Mexico Has Legalized Vigilantism. The Drug War Just Took On a New Twist.
The news: On Monday the Mexican government legalized “self defense” groups, also known as vigilantes, in the latest move to combat the violent drug cartels plaguing the country.
Whoa, whoa, whoa – vigilantes? As in, citizens taking the law into their own hands?
Yes. The agreement unites some 20,000 members of civilian vigilante groups in the western state of Michoacan with the Mexican military, forming “Rural Defense Corps” to defend the region from drug cartel known as the Knights Templar.
So how does this work? Though the details are not fully hashed out, vigilante groups will have to provide the military with a list of members for registration, and in turn the Mexican military will provide support to these self-defense groups and allow members to carry firearms typically prohibited under Mexican law. Some members of the vigilante groups will join the local police forces, and even don uniforms.

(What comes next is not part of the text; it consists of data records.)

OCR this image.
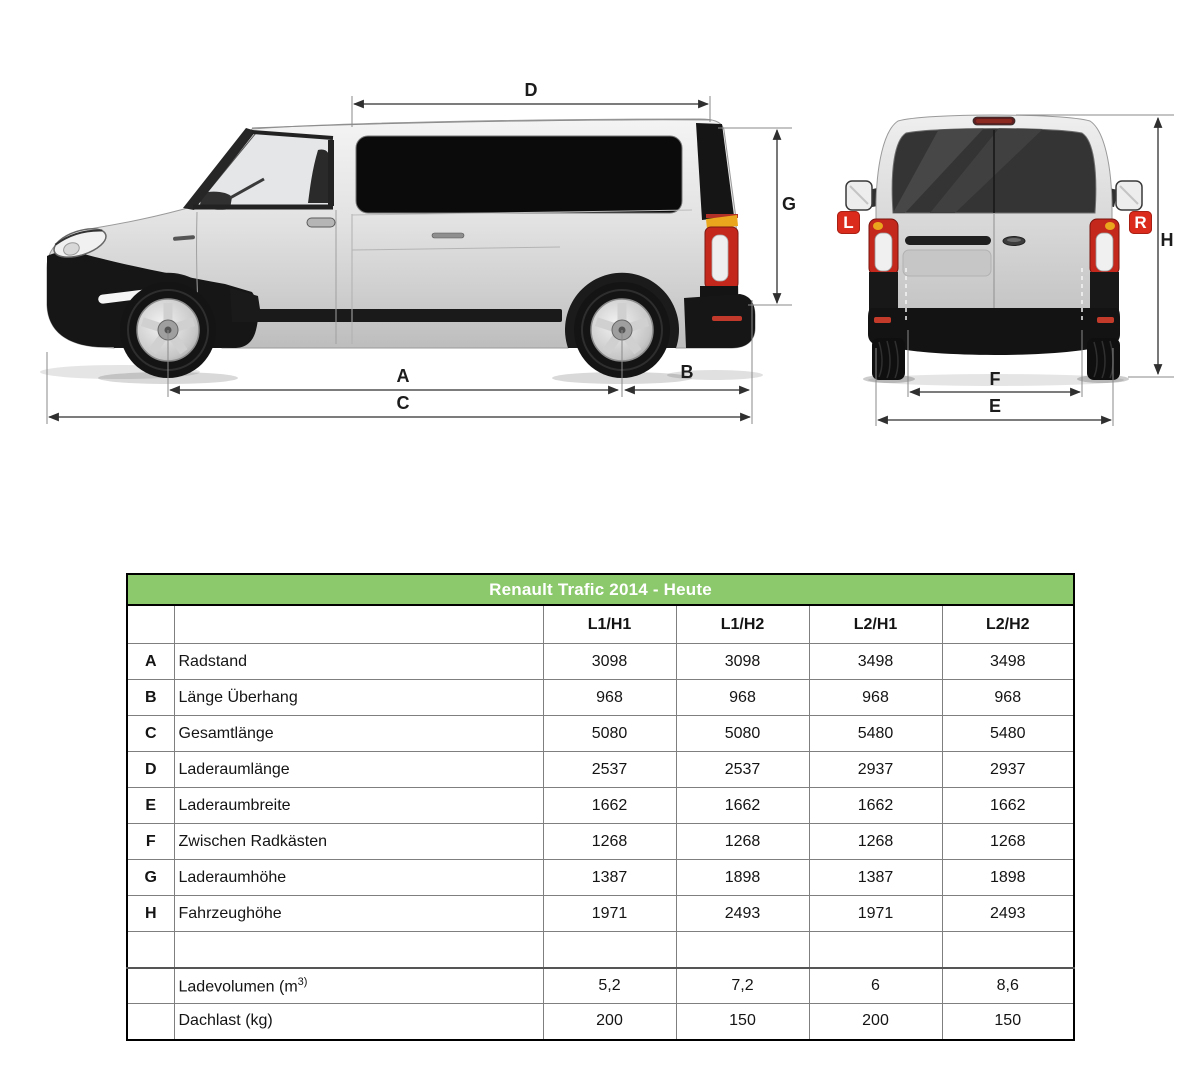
D
G
A	B
C
H
F
E
L	R
Renault Trafic 2014 - Heute					
		L1/H1	L1/H2	L2/H1	L2/H2
A	Radstand	3098	3098	3498	3498
B	Länge Überhang	968	968	968	968
C	Gesamtlänge	5080	5080	5480	5480
D	Laderaumlänge	2537	2537	2937	2937
E	Laderaumbreite	1662	1662	1662	1662
F	Zwischen Radkästen	1268	1268	1268	1268
G	Laderaumhöhe	1387	1898	1387	1898
H	Fahrzeughöhe	1971	2493	1971	2493

	Ladevolumen ($m^{3)}$	5,2	7,2	6	8,6
	Dachlast (kg)	200	150	200	150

The vigilante groups in Michoacan are made up of average civilians like farmers and ranchers, who were forced to defend themselves after the Knights Templar took control of the region and implemented a regime of terror, violence, and corruption. The Mexican military has been unsuccessful in its attempts to dethrone the drug cartel, so civilian self-defense groups were formed.
Will this be effective? The self-defense groups have been mildly successful in driving out the Knights Templar prior to the agreement, and on Monday morning Mexican law enforcement announced it had arrested one of the drug cartel’s top leaders, Dionicio Loya Plancarte, also known as The Uncle.
Whether it works or not, this agreement is evidence of a military in over its head when it comes to combating the drug cartels in Mexico. After the police proved ineffective, civilians have taken matters into their own hands. Just don't expect Batman to show up any time soon.